Pour réparer


 

Je l'ai dit un allié, un frère, je l'ai vu dans les branches, dans la peau des nuages, sur l'horizon, modeste et créateur, je l'ai connu donnant la main, me conseillant sans un mot, par sa seule présence, de très près je l'ai senti, tranquillisant ma respiration, mes gestes, éclairant mes idées, il a même fait grandir en moi un autre qui le continuerait... un autre moi-même qui enjambe déjà l'escalier, va marcher et poursuivre son chemin.

Il m'est venue l'idée d'envoyer monsieur Temps aider à réparer le mal des guerres, sinon les corps, peut-être les esprits, déchirés, bloqués et pilonnés dans la souffrance, privés de l'aube nouvelle de chaque jour, de la lumière nouvelle de chaque instant, trahis par l'horloge qui s'est mise à tourner à l'envers, dévorés par des rats invisibles. Ce serait là la place de monsieur Temps qui possède ce don de retrouver les sources.
Je marche, je suis enfant de monsieur Temps, un de ses enfants trouvés, une de ses sources. Je marche et j'écoute ce que j'ai à me dire, qu'il m'a laissé cette place d'enfant et que je ne saurais rien dire de lui, de ce qu'il fait ou ne fait pas, à présent. Je marche, comme coule la rivière, comme une petite rivière moi-même, pleine de ce qui m'habite, reflétant ce qui m'entoure, et suivant mon cours.

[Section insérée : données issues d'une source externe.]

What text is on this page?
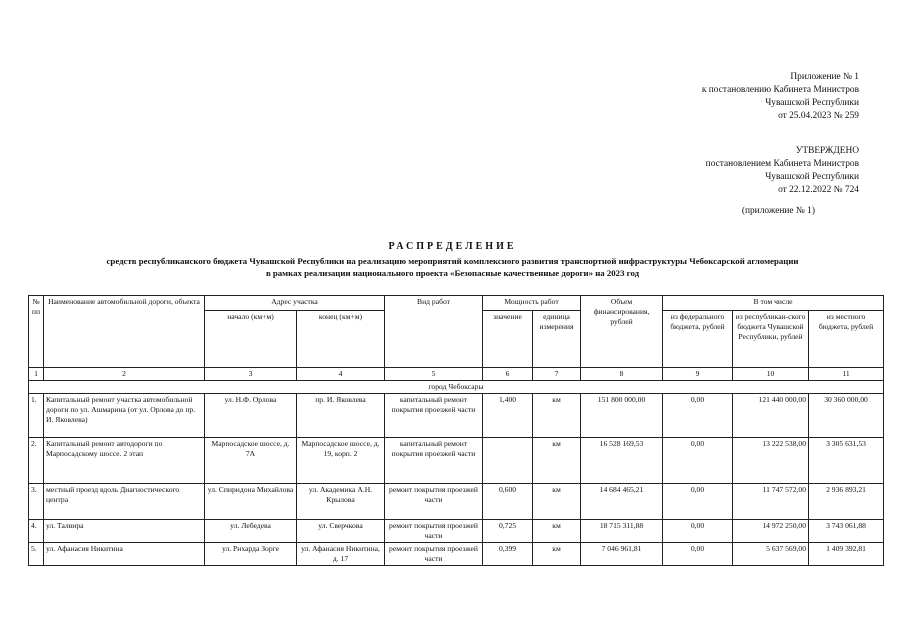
Приложение № 1
к постановлению Кабинета Министров
Чувашской Республики
от 25.04.2023 № 259
УТВЕРЖДЕНО
постановлением Кабинета Министров
Чувашской Республики
от 22.12.2022 № 724
(приложение № 1)
РАСПРЕДЕЛЕНИЕ
средств республиканского бюджета Чувашской Республики на реализацию мероприятий комплексного развития транспортной инфраструктуры Чебоксарской агломерации
в рамках реализации национального проекта «Безопасные качественные дороги» на 2023 год
№ пп	Наименование автомобильной дороги, объекта	Адрес участка		Вид работ	Мощность работ		Объем финансирования, рублей	В том числе		
		начало (км+м)	конец (км+м)		значение	единица измерения		из федерального бюджета, рублей	из республикан-ского бюджета Чувашской Республики, рублей	из местного бюджета, рублей
1	2	3	4	5	6	7	8	9	10	11
город Чебоксары										
1.	Капитальный ремонт участка автомобильной дороги по ул. Ашмарина (от ул. Орлова до пр. И. Яковлева)	ул. Н.Ф. Орлова	пр. И. Яковлева	капитальный ремонт покрытия проезжей части	1,400	км	151 800 000,00	0,00	121 440 000,00	30 360 000,00
2.	Капитальный ремонт автодороги по Марпосадскому шоссе. 2 этап	Марпосадское шоссе, д. 7А	Марпосадское шоссе, д. 19, корп. 2	капитальный ремонт покрытия проезжей части		км	16 528 169,53	0,00	13 222 538,00	3 305 631,53
3.	местный проезд вдоль Диагностического центра	ул. Спиридона Михайлова	ул. Академика А.Н. Крылова	ремонт покрытия проезжей части	0,600	км	14 684 465,21	0,00	11 747 572,00	2 936 893,21
4.	ул. Талвира	ул. Лебедева	ул. Сверчкова	ремонт покрытия проезжей части	0,725	км	18 715 311,88	0,00	14 972 250,00	3 743 061,88
5.	ул. Афанасия Никитина	ул. Рихарда Зорге	ул. Афанасия Никитина, д. 17	ремонт покрытия проезжей части	0,399	км	7 046 961,81	0,00	5 637 569,00	1 409 392,81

Pip pip pip entonne une mésange dans l'arbre tout près de mon oreille, pip pip enchaîne-t-elle d'une voix de cristal, décuplée, dans l'air tiède et ivre de fleurs qui me coiffe les joues. Le manège amoureux d'un couple de pigeons devant moi cloche et piétine, balaie le sol et rebrousse plumes... Plus est à voir et à entendre dehors autour de moi que dans les lignes que j'écris. Monsieur Temps — le petit — ne bouge pas. Il reste dans mon giron. Il n'est qu'une création discrète et invisible, encore incapable de franchir la distance de deux mètres comme le fait la balustrade cassée qui parvient jusqu'à mon regard avec un œil comique de crocodile et un menton dubitatif appuyé sur la queue écharpée de son voisin.
Il y a des bancs de bois immenses dans ce parc, quelques-uns occupés à cette heure du dimanche après-midi par des groupes chacun de huit hommes environ, costauds, rieurs, aux peaux sombres, aux barbes courtes et cheveux noirs soignés, vêtus sport, élégant, sombre ou noir, quelques enfants avec eux. Passe un groupe de femmes qui rient et s'exclament, amples de gestes, de corps et de vêtements et bien d'autres promeneurs de tous âges et toutes sociétés, jour de paix, monde de bonheur apparent, de celui, dit-on, qui n'a rien à raconter mais tout au contraire qui dit à profusion, qui chante, qui montre, qui explose de vies.

Un texte écrit comme une tapisserie, pour réparer. Dédié à Marie, et à tous les artistes artisans.